Wednesday, July 16, 2008

US Terrorist List AKA "No Fly List" tops 400,000

A U.S. now has the names of around 400,000 terrorism suspects. A civil rights group says the list has become too bulky to be an effective counter-terrorism tool, while the Bush administration disagreed and said exactly the opposite, reports Reuters news agency.

The ever-increasing database recently reached a one million milestone. Those together describe some 400,000 individuals that the U.S. suspect of being terrorists or having links with terrorist organisations.





The American Civil Liberties Union says the list is an impediment for millions of travellers.

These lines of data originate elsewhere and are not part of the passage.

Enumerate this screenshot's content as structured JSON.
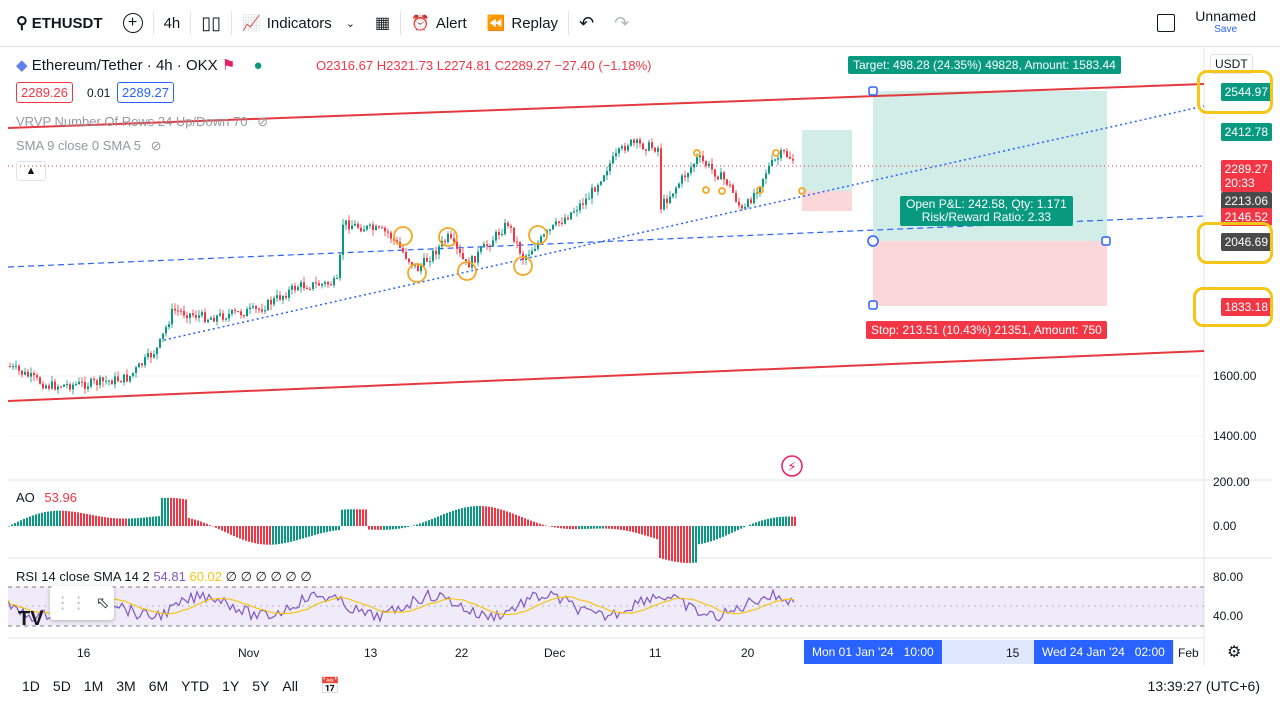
{
  "topbar": {
    "symbol": "ETHUSDT",
    "interval": "4h",
    "indicators": "Indicators",
    "alert": "Alert",
    "replay": "Replay",
    "layout_name": "Unnamed",
    "save": "Save"
  },
  "legend": {
    "title": "Ethereum/Tether · 4h · OKX",
    "open": "O2316.67",
    "high": "H2321.73",
    "low": "L2274.81",
    "close": "C2289.27",
    "change": "−27.40 (−1.18%)",
    "bid": "2289.26",
    "spread": "0.01",
    "ask": "2289.27",
    "vrvp": "VRVP Number Of Rows 24 Up/Down 70",
    "sma": "SMA 9 close 0 SMA 5",
    "currency": "USDT"
  },
  "trade": {
    "target": "Target: 498.28 (24.35%) 49828, Amount: 1583.44",
    "pnl": "Open P&L: 242.58, Qty: 1.171",
    "rr": "Risk/Reward Ratio: 2.33",
    "stop": "Stop: 213.51 (10.43%) 21351, Amount: 750"
  },
  "price_axis": {
    "target_tag": "2544.97",
    "p2412": "2412.78",
    "last": "2289.27",
    "countdown": "20:33",
    "p2213": "2213.06",
    "p2146": "2146.52",
    "entry_tag": "2046.69",
    "stop_tag": "1833.18",
    "l1600": "1600.00",
    "l1400": "1400.00"
  },
  "ao": {
    "label": "AO",
    "value": "53.96",
    "l200": "200.00",
    "l0": "0.00"
  },
  "rsi": {
    "label": "RSI 14 close SMA 14 2",
    "v1": "54.81",
    "v2": "60.02",
    "rest": "∅ ∅ ∅ ∅ ∅ ∅",
    "l80": "80.00",
    "l40": "40.00"
  },
  "time_axis": {
    "t1": "16",
    "t2": "Nov",
    "t3": "13",
    "t4": "22",
    "t5": "Dec",
    "t6": "11",
    "t7": "20",
    "start_tag": "Mon 01 Jan '24   10:00",
    "mid": "15",
    "end_tag": "Wed 24 Jan '24   02:00",
    "feb": "Feb"
  },
  "bottombar": {
    "ranges": [
      "1D",
      "5D",
      "1M",
      "3M",
      "6M",
      "YTD",
      "1Y",
      "5Y",
      "All"
    ],
    "clock": "13:39:27 (UTC+6)"
  },
  "colors": {
    "up": "#089981",
    "down": "#f23645",
    "target_bg": "#089981",
    "stop_bg": "#f23645",
    "highlight": "#f5c518"
  }
}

"America's new million-record watch list is a perfect symbol for what's wrong with this administration's approach to security: it's unfair, out-of-control, a waste of resources (and) treats the rights of the innocent as an afterthought," ACLU technology director Barry Steinhardt said in a release.

The group wants stricter criteria for adding names on the list, giving people the right to challenge their inclusion and better procedures for erasing the names of those wrongly accused.

Spokesman for the Terrorism Screening Center, Chad Kolton, brushed aside criticism and called the watch list “one of the most effective counterterrorism tools that our country has”. He cited a Government Accountability Office report that said the federal government had a general agreement that the list had helped to combat terrorism.





The terrorist watchlist was created in 2003 combining several similar lists into a single database to be used by all federal agencies. It’s maintained by FBI’s Terrorist Screening Center. 95% of the listed individuals are of non-U.S. residents.

Some 50,000 of the people included are also on the Transportation Security Administration ‘no-fly’ list making them subject to travel ban, arrest or additional screening.